Trump, il futuro è alle spalle Qui mondo

Big Don è il 47esimo presidente Usa. Ma aspettando l’insediamento tutto può ancora accadere. Cosa (non) cambierà con il bis dell’uomo dal ciuffo

Coraggio, il meglio è passato, c’è un magnifico futuro alle nostre spalle. Se fosse ancora vivo, Flaiano avrebbe commentato così la vittoria di Trump. Non perché la buonanima d’Ennio fosse iperdemocratico come un kamalliano di ferro, ma perché davanti alla nuova età dell’oro Usa preannunciata da Big Don la sua freddura casca come il classico pecorino sulla matriciana. Trump è dunque il quarantasettesimo presidente eletto nella storia degli Stati Uniti. Il secondo a ripigliarsi al secondo mandato non consecutivo quel che gli era stato furbescamente tolto da “Sleepy Joe” e dalla longa manus dei servizi Usa quattro anni fa nell’affaire di Capitol Hill, come candidamente ammesso dai vertici dell’Fbi, per proteggere la democrazia made in Usa. Stavolta il paccotto regalo dell’epifania 2021 non s’è ripetuto ma, tranquilli, all’insediamento mancano due mesi e tutto può ancora accadere nella patria delle libertà promesse e mancate.

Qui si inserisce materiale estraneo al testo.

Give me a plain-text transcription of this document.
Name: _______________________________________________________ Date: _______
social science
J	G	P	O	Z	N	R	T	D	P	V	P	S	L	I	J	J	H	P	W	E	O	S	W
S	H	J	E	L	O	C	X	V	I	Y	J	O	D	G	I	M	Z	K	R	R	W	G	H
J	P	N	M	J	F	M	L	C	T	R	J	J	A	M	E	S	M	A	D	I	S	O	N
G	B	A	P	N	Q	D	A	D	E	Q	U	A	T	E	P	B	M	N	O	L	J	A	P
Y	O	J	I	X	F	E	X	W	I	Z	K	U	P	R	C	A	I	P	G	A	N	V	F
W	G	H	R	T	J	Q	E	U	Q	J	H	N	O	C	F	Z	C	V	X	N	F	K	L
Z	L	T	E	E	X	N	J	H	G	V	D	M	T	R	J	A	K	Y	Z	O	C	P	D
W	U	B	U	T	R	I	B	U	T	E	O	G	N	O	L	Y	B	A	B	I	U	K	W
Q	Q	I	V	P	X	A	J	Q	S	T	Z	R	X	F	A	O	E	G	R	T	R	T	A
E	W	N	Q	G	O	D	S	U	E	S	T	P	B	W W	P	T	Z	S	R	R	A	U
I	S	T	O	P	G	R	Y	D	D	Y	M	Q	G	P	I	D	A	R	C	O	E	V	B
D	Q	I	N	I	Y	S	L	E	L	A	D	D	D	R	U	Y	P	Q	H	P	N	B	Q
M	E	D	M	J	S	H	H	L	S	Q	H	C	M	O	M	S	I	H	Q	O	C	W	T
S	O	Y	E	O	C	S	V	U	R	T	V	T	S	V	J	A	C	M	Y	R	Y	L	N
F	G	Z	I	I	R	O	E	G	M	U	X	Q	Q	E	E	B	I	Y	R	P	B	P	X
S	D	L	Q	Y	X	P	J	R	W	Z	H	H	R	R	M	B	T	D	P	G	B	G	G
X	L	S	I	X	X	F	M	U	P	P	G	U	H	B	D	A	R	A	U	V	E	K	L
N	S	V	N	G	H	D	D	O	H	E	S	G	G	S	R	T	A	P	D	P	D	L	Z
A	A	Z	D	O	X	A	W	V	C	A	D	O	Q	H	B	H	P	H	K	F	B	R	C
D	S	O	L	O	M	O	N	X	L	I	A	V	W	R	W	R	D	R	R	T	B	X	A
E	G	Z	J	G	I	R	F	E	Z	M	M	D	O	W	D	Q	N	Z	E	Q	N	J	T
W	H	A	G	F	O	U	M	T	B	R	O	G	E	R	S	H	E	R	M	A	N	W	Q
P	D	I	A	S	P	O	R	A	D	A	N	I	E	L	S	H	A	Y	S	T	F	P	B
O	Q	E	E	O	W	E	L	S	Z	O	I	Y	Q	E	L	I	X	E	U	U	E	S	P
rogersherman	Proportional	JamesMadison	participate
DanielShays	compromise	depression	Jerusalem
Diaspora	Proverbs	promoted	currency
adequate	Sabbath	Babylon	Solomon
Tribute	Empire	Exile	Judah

Per ora Trump se la gode assieme a Melania, grisaglia verde lei e blazer blu lui, e ne ha ben diritto. Ha settantotto anni, un’età per cui molti manco riescono a dare il mangime ai piccioni dalle panchine – appena men vecchio di Biden, sperso nel parco della Casa Bianca in preda alla cupezza – col piglio e la voglia d’un adolescente in fregola. È sopravvissuto a due attentati neanche tanto farlocchi, a processi in aula e di piazza che avrebbero stroncato chiunque e ad accuse che adesso finiranno, buon per lui, nel cestino della carta straccia. Come quella dei media mainstream, schierati in buona misura contro. Detrattori e nemici, mediatici e reali, non si daranno per vinti, convinti che Big Don incarni la quintessenza del male, il neonazi per antonomasia neanche fosse un Lindbergh in groppa al redivivo spirito del Saint Louis.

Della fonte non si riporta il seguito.